Moore is generally happy with MetroLink, but would like to see it go more places. "It gets some folks where they need to go but it should expand a lot," he said. "South city would be great."

But Moore understands that population density determines where future lines are likely to go.

Coming in late from work, Florissant resident Brian Whitman didn't design his ideal transit system but he said he got the message -- expanding the system is costly.

The bottom line is the metropolitan area "wants to play in a ballpark but they don't want to put the (money) into it," he said. "The more I learn, the more I realized we are cursed with this concept of a city and a county versus one whole area.
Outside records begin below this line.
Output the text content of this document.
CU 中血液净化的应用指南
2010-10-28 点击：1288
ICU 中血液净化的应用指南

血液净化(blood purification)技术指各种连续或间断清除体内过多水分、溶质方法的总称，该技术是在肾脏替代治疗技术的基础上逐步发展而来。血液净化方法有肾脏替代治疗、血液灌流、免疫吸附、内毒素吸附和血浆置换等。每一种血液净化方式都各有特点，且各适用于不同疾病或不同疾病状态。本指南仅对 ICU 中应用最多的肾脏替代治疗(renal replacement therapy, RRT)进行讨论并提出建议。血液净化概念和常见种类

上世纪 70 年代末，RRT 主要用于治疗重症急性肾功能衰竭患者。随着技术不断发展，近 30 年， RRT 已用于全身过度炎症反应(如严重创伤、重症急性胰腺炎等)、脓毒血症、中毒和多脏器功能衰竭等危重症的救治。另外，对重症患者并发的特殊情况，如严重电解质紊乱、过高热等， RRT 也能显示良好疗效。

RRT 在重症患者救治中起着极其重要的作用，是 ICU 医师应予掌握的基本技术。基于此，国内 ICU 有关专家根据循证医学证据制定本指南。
We have two very bickering, differing opinions of government, and it does not work out the best for the people."

Jessica Mefford-Miller, Metro's chief of planning and system development, acknowledged that the people attending this meeting may have been a little more knowledgeable about transit because Metro's partner in promoting the meeting was Citizens for Modern Transit.

Upcoming meetings -- tonight in Chesterfield, tomorrow in north St. Louis -- are expected to draw yet another mix of participants, she added.

Following these workshops, a second series beginning around Dec. 7 will include the potential elements of the plan Metro is considering adopting, Mefford-Miller said. The plan will then be revised and another series of meetings will begin around Jan. 18, she said.

Kathie Sutin, a freelance writer, writes frequently on transportation.